One of the most humbling moments I’ve experienced watching this epidemic unfold was when the Surgeon General made a statement about the importance of handwashing—but then added that not everyone has access to running water and soap. Of course, I was well aware that those experiencing unstable housing do not have consistent access to running water, soap, or shelter for that matter. But the Surgeon General was also referring to people and families who are housed. To think that our country—one of the richest in the world—sits idly by as families and entire communities struggle without running water is shameful. 
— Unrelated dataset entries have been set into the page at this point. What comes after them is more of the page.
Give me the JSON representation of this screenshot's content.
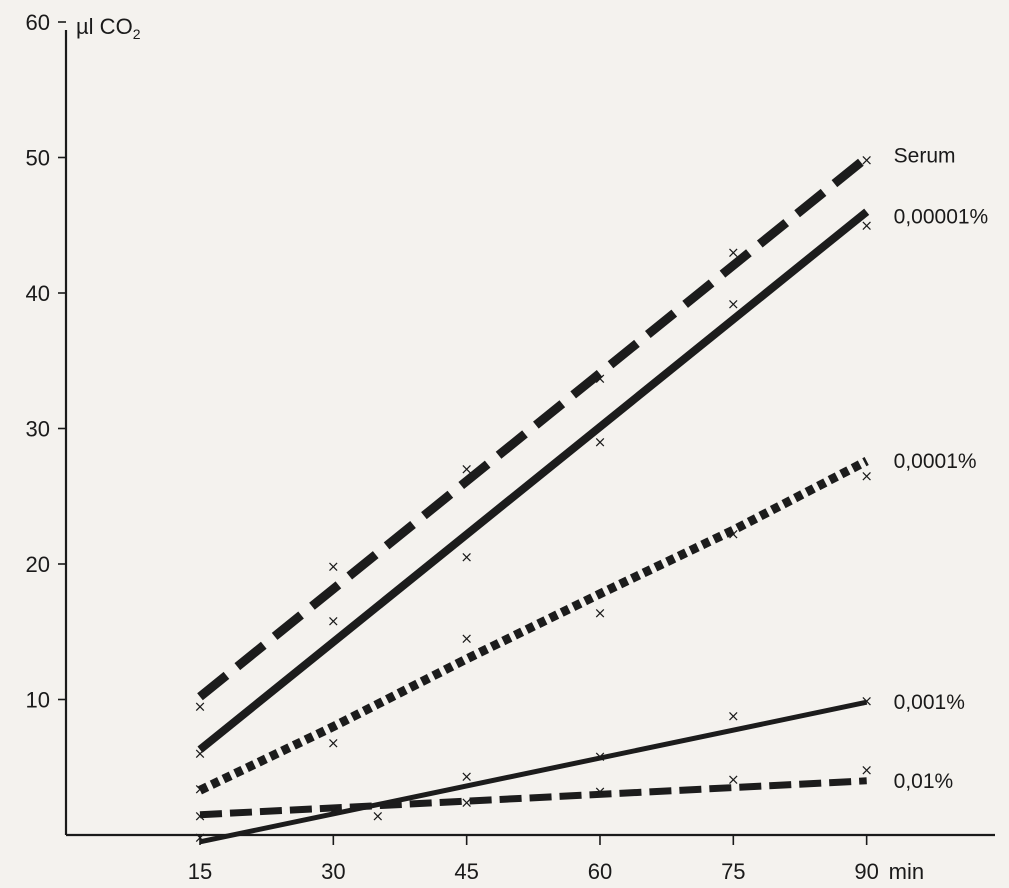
{
  "chart_data": {
    "type": "line",
    "ylabel": "µl CO",
    "ylabel_subscript": "2",
    "xunit": "min",
    "xlim": [
      15,
      90
    ],
    "ylim": [
      0,
      60
    ],
    "xticks": [
      15,
      30,
      45,
      60,
      75,
      90
    ],
    "yticks": [
      10,
      20,
      30,
      40,
      50,
      60
    ],
    "grid": false,
    "legend": "none",
    "series": [
      {
        "name": "Serum",
        "style": "long-dash",
        "line": [
          [
            15,
            10.2
          ],
          [
            90,
            50
          ]
        ],
        "points": [
          [
            15,
            9.5
          ],
          [
            30,
            19.8
          ],
          [
            45,
            27
          ],
          [
            60,
            33.7
          ],
          [
            75,
            43
          ],
          [
            90,
            49.8
          ]
        ]
      },
      {
        "name": "0,00001%",
        "style": "solid-thick",
        "line": [
          [
            15,
            6.3
          ],
          [
            90,
            46
          ]
        ],
        "points": [
          [
            15,
            6
          ],
          [
            30,
            15.8
          ],
          [
            45,
            20.5
          ],
          [
            60,
            29
          ],
          [
            75,
            39.2
          ],
          [
            90,
            45
          ]
        ]
      },
      {
        "name": "0,0001%",
        "style": "dotted-thick",
        "line": [
          [
            15,
            3.3
          ],
          [
            30,
            8
          ],
          [
            45,
            13
          ],
          [
            60,
            17.8
          ],
          [
            75,
            22.5
          ],
          [
            90,
            27.6
          ]
        ],
        "points": [
          [
            15,
            3.4
          ],
          [
            30,
            6.8
          ],
          [
            45,
            14.5
          ],
          [
            60,
            16.4
          ],
          [
            75,
            22.2
          ],
          [
            90,
            26.5
          ]
        ]
      },
      {
        "name": "0,001%",
        "style": "solid-thin",
        "line": [
          [
            15,
            -0.5
          ],
          [
            90,
            9.8
          ]
        ],
        "points": [
          [
            15,
            -0.2
          ],
          [
            30,
            1.8
          ],
          [
            45,
            4.3
          ],
          [
            60,
            5.8
          ],
          [
            75,
            8.8
          ],
          [
            90,
            9.9
          ]
        ]
      },
      {
        "name": "0,01%",
        "style": "short-dash",
        "line": [
          [
            15,
            1.5
          ],
          [
            90,
            4
          ]
        ],
        "points": [
          [
            15,
            1.4
          ],
          [
            30,
            1.8
          ],
          [
            35,
            1.4
          ],
          [
            45,
            2.4
          ],
          [
            60,
            3.2
          ],
          [
            75,
            4.1
          ],
          [
            90,
            4.8
          ]
        ]
      }
    ]
  }
}
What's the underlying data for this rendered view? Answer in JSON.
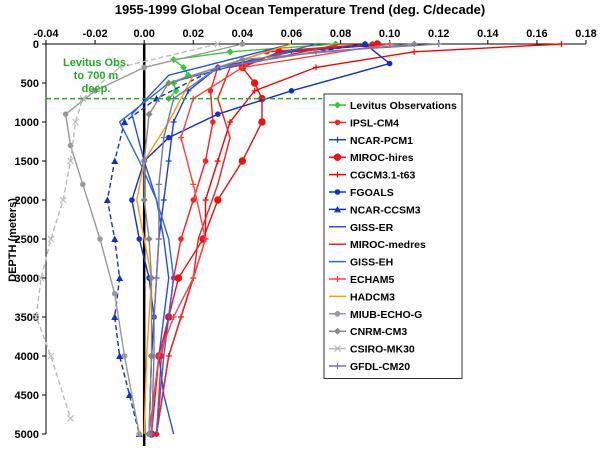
{
  "chart_data": {
    "type": "line",
    "title": "1955-1999 Global Ocean Temperature Trend (deg. C/decade)",
    "xlabel": "",
    "ylabel": "DEPTH (meters)",
    "xlim": [
      -0.04,
      0.18
    ],
    "ylim": [
      0,
      5000
    ],
    "y_inverted": true,
    "x_axis_position": "top",
    "x_ticks": [
      -0.04,
      -0.02,
      0,
      0.02,
      0.04,
      0.06,
      0.08,
      0.1,
      0.12,
      0.14,
      0.16,
      0.18
    ],
    "x_tick_labels": [
      "-0.04",
      "-0.02",
      "0.00",
      "0.02",
      "0.04",
      "0.06",
      "0.08",
      "0.10",
      "0.12",
      "0.14",
      "0.16",
      "0.18"
    ],
    "y_ticks": [
      0,
      500,
      1000,
      1500,
      2000,
      2500,
      3000,
      3500,
      4000,
      4500,
      5000
    ],
    "y_tick_labels": [
      "0",
      "500",
      "1000",
      "1500",
      "2000",
      "2500",
      "3000",
      "3500",
      "4000",
      "4500",
      "5000"
    ],
    "grid": false,
    "legend_position": "right",
    "annotation": {
      "lines": [
        "Levitus Obs.",
        "to 700 m",
        "deep."
      ],
      "color": "#22aa22",
      "reference_depth": 700
    },
    "zero_line": {
      "x": 0,
      "color": "#000000"
    },
    "series": [
      {
        "name": "Levitus Observations",
        "color": "#33cc33",
        "marker": "diamond",
        "x": [
          0.078,
          0.035,
          0.012,
          0.016,
          0.018,
          0.012,
          0.013,
          0.01
        ],
        "y": [
          0,
          100,
          200,
          300,
          400,
          500,
          600,
          700
        ]
      },
      {
        "name": "IPSL-CM4",
        "color": "#ff2020",
        "marker": "circle-small",
        "x": [
          0.093,
          0.05,
          0.03,
          0.027,
          0.028,
          0.025,
          0.02,
          0.015,
          0.012,
          0.01,
          0.007,
          0.005
        ],
        "y": [
          0,
          100,
          300,
          600,
          1000,
          1500,
          2000,
          2500,
          3000,
          3500,
          4000,
          5000
        ]
      },
      {
        "name": "NCAR-PCM1",
        "color": "#2040cc",
        "marker": "plus",
        "x": [
          0.1,
          0.06,
          0.03,
          0.018,
          0.012,
          0.01,
          0.008,
          0.006,
          0.005,
          0.004,
          0.003,
          0.002
        ],
        "y": [
          0,
          100,
          300,
          600,
          1000,
          1500,
          2000,
          2500,
          3000,
          3500,
          4000,
          5000
        ]
      },
      {
        "name": "MIROC-hires",
        "color": "#ee1111",
        "marker": "circle",
        "x": [
          0.095,
          0.055,
          0.04,
          0.045,
          0.048,
          0.048,
          0.04,
          0.03,
          0.024,
          0.014,
          0.01,
          0.006,
          0.003
        ],
        "y": [
          0,
          100,
          300,
          500,
          700,
          1000,
          1500,
          2000,
          2500,
          3000,
          3500,
          4000,
          5000
        ]
      },
      {
        "name": "CGCM3.1-t63",
        "color": "#ff0000",
        "marker": "plus",
        "x": [
          0.17,
          0.11,
          0.07,
          0.045,
          0.035,
          0.03,
          0.025,
          0.025,
          0.02,
          0.015,
          0.01,
          0.005
        ],
        "y": [
          0,
          100,
          300,
          600,
          1000,
          1500,
          2000,
          2500,
          3000,
          3500,
          4000,
          5000
        ]
      },
      {
        "name": "FGOALS",
        "color": "#1030cc",
        "marker": "circle-small",
        "x": [
          0.09,
          0.1,
          0.06,
          0.03,
          0.01,
          0.0,
          -0.005,
          -0.002,
          0.002,
          0.004,
          0.003,
          0.002
        ],
        "y": [
          0,
          250,
          600,
          900,
          1200,
          1500,
          2000,
          2500,
          3000,
          3500,
          4000,
          5000
        ]
      },
      {
        "name": "NCAR-CCSM3",
        "color": "#1030cc",
        "marker": "triangle",
        "x": [
          0.09,
          0.03,
          0.005,
          -0.008,
          -0.012,
          -0.015,
          -0.012,
          -0.01,
          -0.012,
          -0.01,
          -0.006,
          -0.002
        ],
        "y": [
          0,
          300,
          700,
          1000,
          1500,
          2000,
          2500,
          3000,
          3500,
          4000,
          4500,
          5000
        ]
      },
      {
        "name": "GISS-ER",
        "color": "#2050ee",
        "marker": "none",
        "x": [
          0.06,
          0.01,
          -0.005,
          0.0,
          0.005,
          0.008,
          0.01,
          0.008,
          0.006,
          0.008,
          0.012
        ],
        "y": [
          0,
          400,
          900,
          1500,
          2000,
          2500,
          3000,
          3500,
          4000,
          4500,
          5000
        ]
      },
      {
        "name": "MIROC-medres",
        "color": "#ee2020",
        "marker": "none",
        "x": [
          0.08,
          0.035,
          0.03,
          0.035,
          0.03,
          0.022,
          0.02,
          0.015,
          0.01,
          0.005
        ],
        "y": [
          0,
          300,
          700,
          1200,
          1800,
          2500,
          3000,
          3500,
          4000,
          5000
        ]
      },
      {
        "name": "GISS-EH",
        "color": "#3060ee",
        "marker": "none",
        "x": [
          0.07,
          0.01,
          -0.01,
          -0.002,
          0.005,
          0.01,
          0.012,
          0.01,
          0.008,
          0.005
        ],
        "y": [
          0,
          500,
          1000,
          1500,
          2000,
          2500,
          3000,
          3500,
          4000,
          5000
        ]
      },
      {
        "name": "ECHAM5",
        "color": "#ff4040",
        "marker": "plus",
        "x": [
          0.1,
          0.04,
          0.02,
          0.015,
          0.02,
          0.025,
          0.02,
          0.012,
          0.006,
          0.002
        ],
        "y": [
          0,
          300,
          700,
          1200,
          1800,
          2500,
          3000,
          3500,
          4000,
          5000
        ]
      },
      {
        "name": "HADCM3",
        "color": "#ff9900",
        "marker": "none",
        "x": [
          0.06,
          0.02,
          0.01,
          0.0,
          -0.003,
          0.0,
          0.003,
          0.002,
          0.001,
          0.0
        ],
        "y": [
          0,
          400,
          1000,
          1500,
          2000,
          2500,
          3000,
          3500,
          4000,
          5000
        ]
      },
      {
        "name": "MIUB-ECHO-G",
        "color": "#999999",
        "marker": "circle-small",
        "x": [
          0.04,
          0.0,
          -0.02,
          -0.032,
          -0.03,
          -0.025,
          -0.018,
          -0.012,
          -0.008,
          -0.002
        ],
        "y": [
          0,
          300,
          600,
          900,
          1300,
          1800,
          2500,
          3200,
          4000,
          5000
        ]
      },
      {
        "name": "CNRM-CM3",
        "color": "#888888",
        "marker": "diamond",
        "x": [
          0.11,
          0.04,
          0.01,
          0.002,
          0.0,
          0.0,
          0.002,
          0.003,
          0.003,
          0.002
        ],
        "y": [
          0,
          200,
          500,
          900,
          1500,
          2000,
          2500,
          3000,
          4000,
          5000
        ]
      },
      {
        "name": "CSIRO-MK30",
        "color": "#bbbbbb",
        "marker": "x",
        "x": [
          0.03,
          -0.01,
          -0.025,
          -0.028,
          -0.03,
          -0.033,
          -0.038,
          -0.042,
          -0.044,
          -0.038,
          -0.03
        ],
        "y": [
          0,
          300,
          700,
          1000,
          1500,
          2000,
          2500,
          3000,
          3500,
          4000,
          4800
        ]
      },
      {
        "name": "GFDL-CM20",
        "color": "#7777aa",
        "marker": "plus",
        "x": [
          0.12,
          0.07,
          0.03,
          0.012,
          0.008,
          0.006,
          0.006,
          0.005,
          0.004,
          0.004,
          0.003
        ],
        "y": [
          0,
          100,
          300,
          700,
          1200,
          1800,
          2500,
          3000,
          3500,
          4000,
          5000
        ]
      }
    ]
  }
}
I’m using my extra time at home to be grateful for the privileges I have. It’s also a time for us all to reflect on the continued inequities that people of color in our society face—many that people turn a blind eye to. As the director of Housing, Aging & Retention in Care at San Francisco AIDS Foundation, I am committed to ensuring that we capitalize on this moment of heightened awareness in society about health disparities to advocate for longstanding changes to the discriminatory practices impacting the health and well being of our communities.  

I am left with the hope that we can utilize this exposure of disparity to mobilize our fellow Americans and decision-makers to make changes that would bring health equity to everyone.

Julie Lifshay, PhD, is the Director of Housing, Aging & Retention in Care at San Francisco AIDS Foundation.